How do all. It’s time for another spoilertastic look at The Legend of Korra, in this case episodes 4 and 5; The Voice in the Night and The Spirit of Competition.
There’s a lot to unpack in these episodes, particularly The Voice in the Night as the series really accelerates through its story set-up. Which is saying something.
I did enjoy The Voice in the Night though. A lot happens, and self-contained story it’s not, but it’s maybe the most character focused episode so far and raises a bunch of interesting questions. Finally, maybe most importantly, we get to see Korra with doubts. With fears. With weaknesses.
The actual arc of this – Tarrlok’s task force and goals, the underground chi-blocking academy – is whatever. Everything’s flowing so fast and I don’t get invested in things as a result. Tarrlok is too clearly a dick to to root for, not quite dickish enough to hate, and lacking a general intriguing quality to compensate for this. You can see the writers attempting to portray a more complex, more nuanced world than AtLA with a character like Tarrlok but complexity and nuance needs time to set up. Hopefully this is the set up for something else.
The Equalists are obviously a set up here but we are focused on the wrong things for my taste. There’s so much about how much power they’ve got and how dangerous they are, but where do they come from? What are the hopes and dreams of their members? Zuko was interesting because of his journey, not because he punched a lot of fire.
However – the raid on their academy and the way bending is used as a team – that’s cool. The way we see Korra forced to face her deepest fears – that she could in fact be ordinary and powerless – is cool. That she reacts to that fear with violence and aggression is a strong insight into her character. Her challenge to Amon, and his reaction, is in many ways a really good way of showing character and creating a personal bond between protagonist and antagonist – mostly. It also feels very much like something out of a Bond movie, or other such contributors ‘If I Were An Evil Overlord’. Which, in Bond movies, is fine! But in a show trying to persuade me of its complexity and nuance, there are some tonal dissonance issues. Which is a shame, as I thought this was otherwise a good episode until it screwed the ending.
There’s also a sideplot in which a very beautiful lady ploughs right into Mako on her motorbike, leading them to going on a date and Mako discovering she’s the daughter of Republic City’s biggest industrialist, who sponsors the Fire Ferrets. This leads direct into the next episode, The Spirit of Competition, which is built on two things.
- Having the sponsorship means the Fire Ferrets are in the big tournament, so lots of pro-bending
- Mako having a girlfriend leads to a love triangle where Bolin asks out Korra, but Korra wants Mako.
As such, there was such a very small chance of me liking the episode.

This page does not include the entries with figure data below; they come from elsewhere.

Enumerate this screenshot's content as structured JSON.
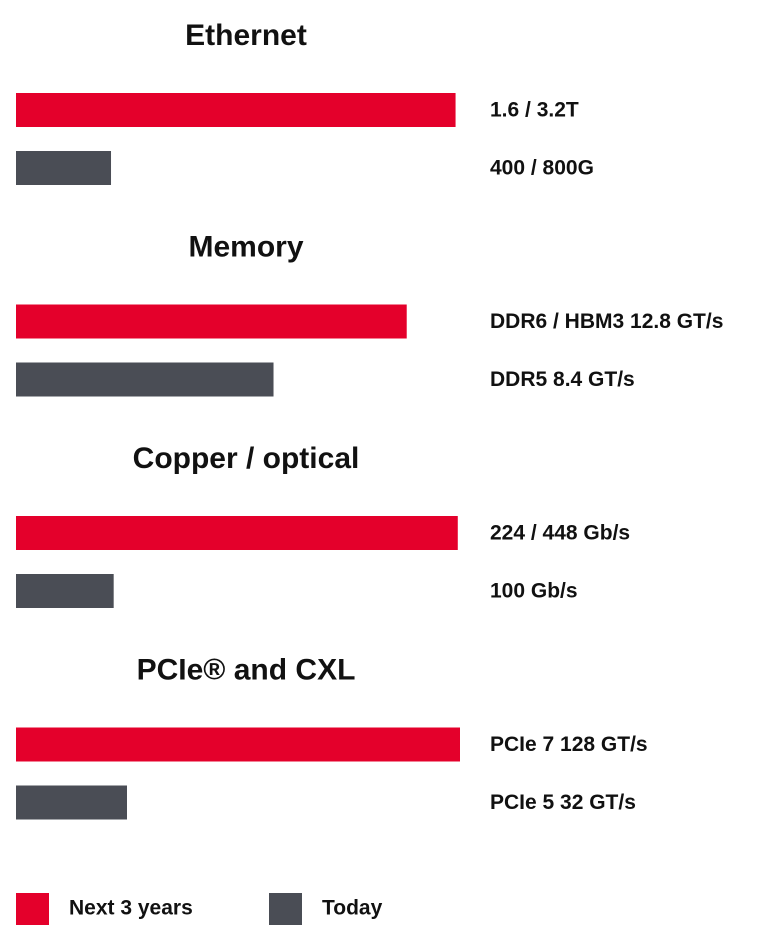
{
  "chart_data": {
    "type": "bar",
    "orientation": "horizontal",
    "categories": [
      "Ethernet",
      "Memory",
      "Copper / optical",
      "PCIe® and CXL"
    ],
    "xlim": [
      0,
      100
    ],
    "series": [
      {
        "name": "Next 3 years",
        "color": "#e4002b",
        "values": [
          99,
          88,
          99.5,
          100
        ],
        "value_labels": [
          "1.6 / 3.2T",
          "DDR6 / HBM3 12.8 GT/s",
          "224 / 448 Gb/s",
          "PCIe 7 128 GT/s"
        ]
      },
      {
        "name": "Today",
        "color": "#4a4d55",
        "values": [
          21.4,
          58,
          22,
          25
        ],
        "value_labels": [
          "400 / 800G",
          "DDR5 8.4 GT/s",
          "100 Gb/s",
          "PCIe 5 32 GT/s"
        ]
      }
    ],
    "legend": "bottom-left"
  }
}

I don’t actually hate all love triangles. But I do dislike drama based on failures to communicate in stupid ways, and love triangles so frequently use that, that I have an instinctive mistrust. Lo and behold, seconds after asking out Mako and failing, Korra agrees to go out with Bolin because she’s all petulant about being rejected. Which of course all comes tumbling down – because Korra’s selfish and immature – which turns the previously awesome Fire Ferrets into awesomely bad. Fair dos to those who enjoy it, but I have nothing good to say about this as a type of story and there’s nothing in the execution that changes things in this case.
So let’s talk about the Pro-Bending. I criticised it in the last review and MD Presley made a good point about how the writers are trying to make a comparison between Martial Arts and MMA; between the spiritual disciplines of AtLA and the way these have been taken and rendered down into quick efficient brute force. It’s definitely what the writers are aiming for, and a great metaphor for how AtLA’s world has advanced. And to a certain extent it works. But it also doesn’t look too great. However, the big thing I picked at – the lack of teamwork – is rectified a little here. It plays a part. You occasionally see them defending each other. I do think they could go a lot further in terms of showing teamwork, do some big shiny co-ordinated attacks and defences. I compare it to the bending fights in AtLA and its not favourable. But there’s some good stuff going on.
Good stuff going on in not quite compelling circumstances is a good summation of these two episodes of The Legend of Korra. Some of this is very subjective – not everyone hates love triangles like me – but I think the sheer amount of stuff going on and the pace of the plot is a semi-objective thing. Now, I’ve only just realised that the season is 12 episodes long rather than 20, so maybe this is why it all feels rushed. The writers should adjust to that though, shouldn’t they?
Still, I am curious about what’s going on. We’ll see where it goes.